Professor of Philology Marta Segarra has sent a message of support for Abdullah Öcalan’s Call for Peace and Democratic Society. Her message reads as follows:
“I fully support Abdullah Öcalan’s Call for Peace and a Democratic Society made on 27 February 2025. Öcalan, who advocates for a democratic social organisation where culture and language can flourish freely, promises Kurds not just Kurdishness, but life as a whole.
I believe that people have common gestures and expressions that cannot be reduced to any single identity. What else is democracy and peace but making these common gestures and expressions visible? However, commonality is only possible through difference. I am opposed to any form of chauvinism that reduces us to our differences or ignores them. For this reason, I fully support the equal and voluntary union of the Turkish and Kurdish peoples.
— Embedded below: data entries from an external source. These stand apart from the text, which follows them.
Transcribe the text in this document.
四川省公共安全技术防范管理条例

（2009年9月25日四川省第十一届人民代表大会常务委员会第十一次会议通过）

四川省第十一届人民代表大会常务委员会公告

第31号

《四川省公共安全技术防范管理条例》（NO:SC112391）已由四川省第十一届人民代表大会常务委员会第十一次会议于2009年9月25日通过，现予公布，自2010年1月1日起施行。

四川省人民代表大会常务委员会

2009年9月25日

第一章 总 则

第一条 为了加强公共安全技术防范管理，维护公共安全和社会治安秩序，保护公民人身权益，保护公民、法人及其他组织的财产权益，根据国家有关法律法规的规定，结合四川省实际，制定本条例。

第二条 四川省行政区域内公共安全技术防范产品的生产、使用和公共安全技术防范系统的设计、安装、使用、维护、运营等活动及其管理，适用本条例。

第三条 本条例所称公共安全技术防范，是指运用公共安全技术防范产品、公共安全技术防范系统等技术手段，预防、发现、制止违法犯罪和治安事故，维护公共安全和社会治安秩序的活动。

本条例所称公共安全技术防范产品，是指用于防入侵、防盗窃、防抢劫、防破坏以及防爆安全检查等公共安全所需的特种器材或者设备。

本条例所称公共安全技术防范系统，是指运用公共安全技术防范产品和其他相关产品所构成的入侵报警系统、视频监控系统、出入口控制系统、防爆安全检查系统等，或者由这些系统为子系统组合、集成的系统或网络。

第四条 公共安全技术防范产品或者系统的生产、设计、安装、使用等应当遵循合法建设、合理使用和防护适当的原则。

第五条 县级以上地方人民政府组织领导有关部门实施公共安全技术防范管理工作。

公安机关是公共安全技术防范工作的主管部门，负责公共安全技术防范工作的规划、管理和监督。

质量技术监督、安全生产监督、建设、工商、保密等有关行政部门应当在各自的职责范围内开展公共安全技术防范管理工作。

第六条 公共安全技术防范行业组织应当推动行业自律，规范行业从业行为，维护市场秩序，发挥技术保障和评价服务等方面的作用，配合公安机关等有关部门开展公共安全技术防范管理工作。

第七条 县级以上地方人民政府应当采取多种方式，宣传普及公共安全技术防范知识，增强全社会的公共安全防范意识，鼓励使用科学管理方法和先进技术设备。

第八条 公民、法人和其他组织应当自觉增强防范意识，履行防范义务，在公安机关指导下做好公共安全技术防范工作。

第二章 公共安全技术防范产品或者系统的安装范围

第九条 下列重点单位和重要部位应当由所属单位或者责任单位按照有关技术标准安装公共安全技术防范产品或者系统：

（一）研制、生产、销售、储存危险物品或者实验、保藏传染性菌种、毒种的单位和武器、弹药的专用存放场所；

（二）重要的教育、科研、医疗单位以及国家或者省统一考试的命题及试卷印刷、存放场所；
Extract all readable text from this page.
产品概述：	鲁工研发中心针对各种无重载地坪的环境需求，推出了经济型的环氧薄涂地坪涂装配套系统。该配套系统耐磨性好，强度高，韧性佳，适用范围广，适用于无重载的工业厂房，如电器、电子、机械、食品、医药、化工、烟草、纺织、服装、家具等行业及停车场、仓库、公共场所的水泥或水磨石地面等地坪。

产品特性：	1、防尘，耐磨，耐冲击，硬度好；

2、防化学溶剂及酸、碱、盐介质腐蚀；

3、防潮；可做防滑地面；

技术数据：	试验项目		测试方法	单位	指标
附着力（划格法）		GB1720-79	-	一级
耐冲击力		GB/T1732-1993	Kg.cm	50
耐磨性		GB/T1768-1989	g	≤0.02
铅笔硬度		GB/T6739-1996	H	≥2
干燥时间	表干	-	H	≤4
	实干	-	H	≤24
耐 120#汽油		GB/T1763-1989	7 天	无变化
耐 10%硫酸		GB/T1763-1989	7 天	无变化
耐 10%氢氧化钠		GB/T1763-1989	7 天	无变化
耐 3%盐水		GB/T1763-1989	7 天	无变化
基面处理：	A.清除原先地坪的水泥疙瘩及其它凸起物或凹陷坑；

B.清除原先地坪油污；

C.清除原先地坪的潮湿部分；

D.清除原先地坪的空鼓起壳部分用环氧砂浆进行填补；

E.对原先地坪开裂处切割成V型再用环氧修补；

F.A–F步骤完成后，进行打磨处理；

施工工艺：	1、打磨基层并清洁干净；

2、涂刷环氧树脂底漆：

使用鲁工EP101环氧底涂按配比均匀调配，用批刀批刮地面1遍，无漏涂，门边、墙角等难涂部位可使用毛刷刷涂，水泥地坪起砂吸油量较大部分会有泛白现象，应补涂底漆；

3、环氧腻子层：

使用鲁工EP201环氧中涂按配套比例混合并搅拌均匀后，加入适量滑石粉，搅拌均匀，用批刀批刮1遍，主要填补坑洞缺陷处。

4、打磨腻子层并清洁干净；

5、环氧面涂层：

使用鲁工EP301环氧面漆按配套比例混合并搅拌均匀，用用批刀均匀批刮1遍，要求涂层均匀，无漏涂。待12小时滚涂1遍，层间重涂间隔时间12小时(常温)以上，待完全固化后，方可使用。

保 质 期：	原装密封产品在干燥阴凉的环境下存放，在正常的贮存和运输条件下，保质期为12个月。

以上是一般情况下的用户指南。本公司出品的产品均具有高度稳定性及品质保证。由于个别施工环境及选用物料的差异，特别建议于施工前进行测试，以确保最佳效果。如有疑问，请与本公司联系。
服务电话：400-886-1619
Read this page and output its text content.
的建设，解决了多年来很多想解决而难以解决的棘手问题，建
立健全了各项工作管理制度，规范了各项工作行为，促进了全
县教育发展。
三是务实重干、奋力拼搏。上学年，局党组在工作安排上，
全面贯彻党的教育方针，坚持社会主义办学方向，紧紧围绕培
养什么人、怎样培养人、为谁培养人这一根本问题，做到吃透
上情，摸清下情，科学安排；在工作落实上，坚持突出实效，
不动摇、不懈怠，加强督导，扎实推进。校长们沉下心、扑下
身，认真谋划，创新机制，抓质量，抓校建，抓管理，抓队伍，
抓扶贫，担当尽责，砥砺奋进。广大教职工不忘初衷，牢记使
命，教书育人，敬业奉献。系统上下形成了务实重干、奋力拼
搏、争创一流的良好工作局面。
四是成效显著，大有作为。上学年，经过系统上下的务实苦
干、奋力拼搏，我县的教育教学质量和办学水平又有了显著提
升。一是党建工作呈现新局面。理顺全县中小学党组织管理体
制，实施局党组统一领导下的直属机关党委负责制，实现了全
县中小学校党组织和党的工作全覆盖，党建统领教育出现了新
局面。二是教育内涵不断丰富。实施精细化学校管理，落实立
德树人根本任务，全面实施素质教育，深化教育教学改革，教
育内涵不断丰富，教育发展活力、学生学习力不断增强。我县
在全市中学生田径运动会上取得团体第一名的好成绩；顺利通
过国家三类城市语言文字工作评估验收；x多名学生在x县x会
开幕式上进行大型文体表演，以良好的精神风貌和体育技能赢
As a philologist, I believe that all restrictions on the Kurdish language must be lifted as a necessity of the Peace Process. I stand with your struggle.”
Segarra is a research director at the Centre National de la Recherche Scientifique (CNRS), and a senior faculty member in the Gender Studies Department at the University of Barcelona. She is a founding partner and former director (1994–2013) of the Centre Dona i Literatura, and also served as director (2004–2015) of the UNESCO Chair on Women, Development, and Cultures at the University of Barcelona. In addition, she is the deputy director of the Laboratoire d’études de genre et de sexualité (LEGS, CNRS, University of Paris 8, University of Paris Nanterre), a member of the CNRS national committee, and a researcher at ADHUC—Research Center for Theory, Gender, and Sexuality. Segarra has published extensively and delivered numerous lectures on women writers, gender, and sexuality studies. She directs the Mujeres y Culturas collection published by Icaria Editorial and serves on the editorial boards of several journals, including Lectora and the Oxford Literary Review.